No Comments – Truth Bombs
Well another useful idea has come and went. The tool of “Truth Bombing” is a thing of the past, and it only just started. It is the belief of this writer the tactic was so successful the powers that be had to take it down.
I know of many comments I made working on the “Truth Bomb” tactic and in keeping it clean and addressing the topic of the articles I commented on, I noticed some were less than civil. Many of those I know who participated in the tactic used logical and well researched attempts to address the topic of discussion on the various topics that were commented on.
What I surmise has happened, while the tact was a great approach. TPTB (the powers that be) realized how successful this approach actually was and sent forth a mass of bad mouthed, ill intent trolls to kill the ideal.
I began to notice these truth bombs coming up in the most unlikely places. I know the YouTube Truth community were asking for various and obviously false articles to be the focus. However I noticed that many articles that had nothing to do with our topics were being attacked as well.
Problem (the logical truth in the tactics were working) Reaction (OMGosh! To many people are seeing these sensible comments and alternate points of view) Solution (Send out the Mainstream Minions and kill the comments everywhere and for everyone) So much for open media. They will however explain due to the lies of the commenters everyone needs to suffer. Now TPTB will unleash a software so intrusive you will never want to make a logical comment again, in fear of arrest. There goes another segment of free speech.
As Swan Song our MaxResistance Round Table host suggested. It won’t last long. They will use something against us to take it down, and he was right.
Nastiness threatens online reader comments
Washington (AFP) – The Internet was supposed to facilitate better exchange between the public and news media. But vile and hateful comments changed all that.
In the face of rising vitriol — attacks, bigotry and general nastiness — news organizations are increasingly throwing in the towel on online comments.
Last month, Vice Media’s Motherboard news site turned off reader comments, saying “the scorched earth nature of comments sections just stifles real conversation.”
It instead began taking “letters to the editor” to be screened by staff.
Vox Media’s online news site The Verge said in July it was “turning off comments for a bit,” noting that the tone was “getting a little too aggressive and negative.”
Blogging platform Medium this past week allowed its users to hide reader comments, acknowledging that “sometimes you may not want to get in a discussion.”
The Chicago Sun-Times, The Daily Beast, news website Re/code, the millennial-focused news site Mic and Popular Science also have shut off comments.
And Vox.com launched last year without them, saying that “flame wars” turned readers off.
“Newsrooms are really struggling with this,” said Jennifer Stromer-Galley, a professor of information studies at Syracuse University.
“They like the idea of the comments because it brings readers back, it creates a community of people who are dedicated and that’s good for advertising,” she told AFP.

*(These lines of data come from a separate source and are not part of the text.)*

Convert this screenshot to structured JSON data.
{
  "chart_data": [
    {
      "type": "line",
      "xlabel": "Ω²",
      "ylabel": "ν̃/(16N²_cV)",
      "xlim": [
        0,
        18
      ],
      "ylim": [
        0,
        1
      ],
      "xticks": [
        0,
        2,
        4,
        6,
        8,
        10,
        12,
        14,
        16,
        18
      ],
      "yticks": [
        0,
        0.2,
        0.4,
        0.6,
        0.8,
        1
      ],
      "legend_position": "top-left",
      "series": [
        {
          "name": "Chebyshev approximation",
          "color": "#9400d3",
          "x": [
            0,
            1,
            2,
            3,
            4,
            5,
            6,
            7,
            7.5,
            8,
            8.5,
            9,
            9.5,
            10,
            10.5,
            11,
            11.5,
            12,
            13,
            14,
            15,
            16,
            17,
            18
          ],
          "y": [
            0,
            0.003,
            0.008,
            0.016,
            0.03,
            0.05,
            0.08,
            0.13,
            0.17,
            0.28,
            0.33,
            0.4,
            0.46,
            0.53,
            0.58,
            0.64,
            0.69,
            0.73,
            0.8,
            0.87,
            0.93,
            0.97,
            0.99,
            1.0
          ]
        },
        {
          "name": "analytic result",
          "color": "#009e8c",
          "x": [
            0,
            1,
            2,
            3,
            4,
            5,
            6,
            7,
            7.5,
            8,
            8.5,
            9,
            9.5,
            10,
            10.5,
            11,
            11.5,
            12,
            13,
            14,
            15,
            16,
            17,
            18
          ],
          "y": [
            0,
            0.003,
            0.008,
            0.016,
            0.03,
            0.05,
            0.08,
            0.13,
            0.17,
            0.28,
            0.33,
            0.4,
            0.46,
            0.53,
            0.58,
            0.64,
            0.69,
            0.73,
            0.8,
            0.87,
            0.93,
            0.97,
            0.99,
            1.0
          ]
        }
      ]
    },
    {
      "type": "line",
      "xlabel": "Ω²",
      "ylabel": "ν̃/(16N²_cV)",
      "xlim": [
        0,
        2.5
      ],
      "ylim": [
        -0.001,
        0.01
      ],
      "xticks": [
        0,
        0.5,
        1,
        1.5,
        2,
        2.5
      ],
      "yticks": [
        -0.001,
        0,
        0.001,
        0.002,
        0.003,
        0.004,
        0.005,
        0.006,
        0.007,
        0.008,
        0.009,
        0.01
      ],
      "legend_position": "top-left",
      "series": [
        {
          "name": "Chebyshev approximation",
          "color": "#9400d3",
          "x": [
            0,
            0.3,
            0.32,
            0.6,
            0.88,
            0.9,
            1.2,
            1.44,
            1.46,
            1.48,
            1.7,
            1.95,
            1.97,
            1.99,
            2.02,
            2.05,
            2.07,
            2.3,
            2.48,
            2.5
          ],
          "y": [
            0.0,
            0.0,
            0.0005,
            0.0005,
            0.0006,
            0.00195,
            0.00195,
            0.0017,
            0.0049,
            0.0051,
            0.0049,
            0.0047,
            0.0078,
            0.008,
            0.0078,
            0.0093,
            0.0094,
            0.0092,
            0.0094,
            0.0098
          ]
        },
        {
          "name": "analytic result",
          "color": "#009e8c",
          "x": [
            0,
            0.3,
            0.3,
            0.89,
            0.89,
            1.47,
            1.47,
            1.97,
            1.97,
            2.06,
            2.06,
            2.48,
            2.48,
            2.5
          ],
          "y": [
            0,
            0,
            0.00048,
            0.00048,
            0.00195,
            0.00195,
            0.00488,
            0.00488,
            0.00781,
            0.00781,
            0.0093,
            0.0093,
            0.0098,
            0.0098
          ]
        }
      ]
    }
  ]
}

“But the downside is that when people see lots of vitriol and attack, even if they are not using bad language, it turns people off. The worry is that instead of fostering communication, you lose readers.”
Research this year by University of Houston professor Arthur Santana found anonymous comments on online news sites can often bring out the vilest of views, particularly on hot topics such as immigration.
– ‘Locusts, vermin’ –
“Often the targets of the incivility are marginalized groups, including racial minorities,” Santana said in the Newspaper Research Journal.
Santana found readers referred to immigrants as “cockroaches, locusts, scumbags, rats, bums, buzzards, blood-sucking leeches, vermin, slime, dogs, brown invaders, wetbacks,” among others.
Santana said that newspapers “have expressed frustration with rampant incivility and ad hominem attacks in their commenting forums,” but may also be hurting their own reputations by becoming a place for mud-slinging.
The problem is not limited to US news sites: “flame wars” have forced the shutdown of comments on South Africa’s largest online news publisher 24.com and Independent Online has done the same.
Read Full Article: Nastiness threatens online reader comments
Truth bombs specifically focused at particular topics is a part of the reason comments have been disabled. Because they worked and those that control the narrative don’t like that at all.